Obesity may lead to pulmonary dysfunction through complex and incompletely understood cellular and biochemical effects. Altered lung lipid metabolism has been identified as a potential mechanism of lung dysfunction in obesity, but data in humans are lacking. The authors measured the alveolar lipidome in bronchoalveolar lavages from subjects (14 adult subjects, 7 males and 7 females, with body mass indexes (BMIs) ranging from 24.3 to 50.9 kg/m2 ) with healthy lungs with a wide range of body mass index. Findings show that though a small number of lipid species were associated with BMI in multivariate analyses, no robust differences in lipidome composition or specific lipid species were identified over the range of body habitus. The magnitude of obesity alone did not substantially alter the alveolar lipidome in patients without lung disease. Differences in lung function in patients with obesity and no lung disease were unlikely related to changes in alveolar lipid composition.

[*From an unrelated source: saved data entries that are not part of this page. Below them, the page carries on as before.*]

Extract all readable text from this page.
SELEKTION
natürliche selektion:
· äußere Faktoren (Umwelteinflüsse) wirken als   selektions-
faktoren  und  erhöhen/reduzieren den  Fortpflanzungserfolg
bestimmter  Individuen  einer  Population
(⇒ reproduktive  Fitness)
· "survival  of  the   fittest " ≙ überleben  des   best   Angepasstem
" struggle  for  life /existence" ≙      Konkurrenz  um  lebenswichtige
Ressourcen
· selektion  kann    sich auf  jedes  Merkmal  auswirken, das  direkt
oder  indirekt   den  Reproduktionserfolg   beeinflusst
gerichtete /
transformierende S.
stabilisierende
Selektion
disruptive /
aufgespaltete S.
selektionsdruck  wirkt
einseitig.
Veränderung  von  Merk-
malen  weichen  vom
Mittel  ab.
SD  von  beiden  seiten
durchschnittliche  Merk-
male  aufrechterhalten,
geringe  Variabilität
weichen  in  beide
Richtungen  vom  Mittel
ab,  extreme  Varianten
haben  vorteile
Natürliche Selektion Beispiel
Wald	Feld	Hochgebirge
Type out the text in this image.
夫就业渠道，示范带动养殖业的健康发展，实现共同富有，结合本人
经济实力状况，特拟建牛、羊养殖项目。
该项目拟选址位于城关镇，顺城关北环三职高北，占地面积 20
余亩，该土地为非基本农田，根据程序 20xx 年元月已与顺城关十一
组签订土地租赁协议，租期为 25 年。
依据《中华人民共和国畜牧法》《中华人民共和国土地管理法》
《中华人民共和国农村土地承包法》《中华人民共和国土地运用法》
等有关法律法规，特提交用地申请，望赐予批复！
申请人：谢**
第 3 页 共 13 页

Effects of obesity, pneumoperitoneum, and body position on mechanical power of intraoperative ventilation: an observational study.
William G. Tharp, et al.
Mechanical power can describe the complex interaction between the respiratory system and the ventilator and may predict lung injury or pulmonary complications, but the power associated with injury of healthy human lungs is unknown. Body habitus and surgical conditions may alter mechanical power but the effects have not been measured. In a secondary analysis of an observational study of obesity and lung mechanics during robotic laparoscopic surgery, researchers comprehensively quantified the static elastic, dynamic elastic, and resistive energies comprising mechanical power of ventilation. They stratified by body mass index (BMI) and examined power at four surgical stages: level after intubation, with pneumoperitoneum, in Trendelenburg, and level after releasing the pneumoperitoneum. Esophageal manometry was used to estimate transpulmonary pressures. Mechanical power of ventilation and its bioenergetic components increased over BMI categories. Respiratory system and lung power were nearly doubled in subjects with class 3 obesity compared with lean at all stages. Power dissipated into the respiratory system was increased with class 2 or 3 obesity compared with lean. Increased power of ventilation was associated with decreasing transpulmonary pressures. Body habitus is a prime determinant of increased intraoperative mechanical power. Results indicate that obesity and surgical conditions increase the energies dissipated into the respiratory system during ventilation. The observed elevations in power may be related to tidal recruitment or atelectasis, and point to specific energetic features of mechanical ventilation of patients with obesity that may be controlled with individualized ventilator settings.